Don't mistake me. There are areas where conservatism of various stripes still has very worthwhile insights -- including the economic -- and things to teach. During the run-up to the Iraq War, for instance, I saw clearly how liberal ideology could be as easily manipulated to serve warmongering and war profiteering as "conservative" ideology could be, and though I differed with conservative fellow-travellers about the reasons, I respected that their reasons, however disagreeable I might find them, had led them to a sane conclusion. There are other areas where this applies, some of them social: many conservatives decline to just placidly accept a society with sky-high divorce and abortion rates, for instance, and though I agree with them for much different reasons than the ones they claim, the fact remains that I agree with them. In the economic arena, Obama's healthcare plan is a conservative
plan -- originally Mitt Romney's before he adopted the party-line hostility to it -- and I agree with it. Even within the movement, there are some figures who are worthier than others: I'd rate Chris Christie a relatively honest sort by comparison with his confederates; Nixon, for all that he was the ultimate godfather of dog-whistle politics and the progenitor of many a destructive trend in conservatism, also managed to midwife an entente with China that is the effective bedrock of the modern economy.
I also agree that the Democrats use social issues to mobilize the base... in favour of relatively conservative ideologies
. I don't
agree that the dynamics are the same as those of the Republicans, because they quite simply aren't. The Democrats feel free to pursue a fallacious "centrism" while taking their progressive wing for granted, because they know perfectly well that the progressive wing has no-one else to go to who isn't even worse. In the meantime, many of them also quietly profit from the prison-industrial complex, the firearms industry, the endlessly empowered security state, the gains of foreign adventurism. That's really the story of Obama's Presidency: his policies would have been well at home in Reagan's White House. They're only supposed to be the policies of the Socialist Enemy today because of partisan happenstance and right-wing movementarian extremism.

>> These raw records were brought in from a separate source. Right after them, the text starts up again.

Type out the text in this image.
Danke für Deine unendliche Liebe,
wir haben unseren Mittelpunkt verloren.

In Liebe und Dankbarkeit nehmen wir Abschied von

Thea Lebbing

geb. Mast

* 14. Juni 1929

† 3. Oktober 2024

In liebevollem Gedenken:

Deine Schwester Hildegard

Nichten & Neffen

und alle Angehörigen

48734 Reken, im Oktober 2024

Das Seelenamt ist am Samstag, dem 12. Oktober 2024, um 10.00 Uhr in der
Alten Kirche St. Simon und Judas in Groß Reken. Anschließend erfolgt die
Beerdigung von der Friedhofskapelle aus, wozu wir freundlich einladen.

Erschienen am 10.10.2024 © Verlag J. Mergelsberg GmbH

That said, there is only one
party that chooses to play games with the debt ceiling, to the point of downgrading their own country's credit rating, in order to further what it imagines to be its short-term political advantage. There is only one
party, and one movement, that seems to think demanding capitulation with their every demand constitutes "negotiation." The identity of that party is precisely why the Democrats have been able to fortify themselves with conservative defectors. The policies of that party, and that movement, are inextricable from the pursuit of the specific goal of empowering the already-wealthy at the expense of all other sectors of the economy.
For this reason, I think it takes a lot more in this day and age than trotting out the typical libertarian claim to being a "social liberal" but an "economic conservative" to command respect. And it should
take a lot more: most libertarian pieties that lay claims to being genuinely different from liberalism also happen to dovetail with the exact same economic policies that have brought us to this point.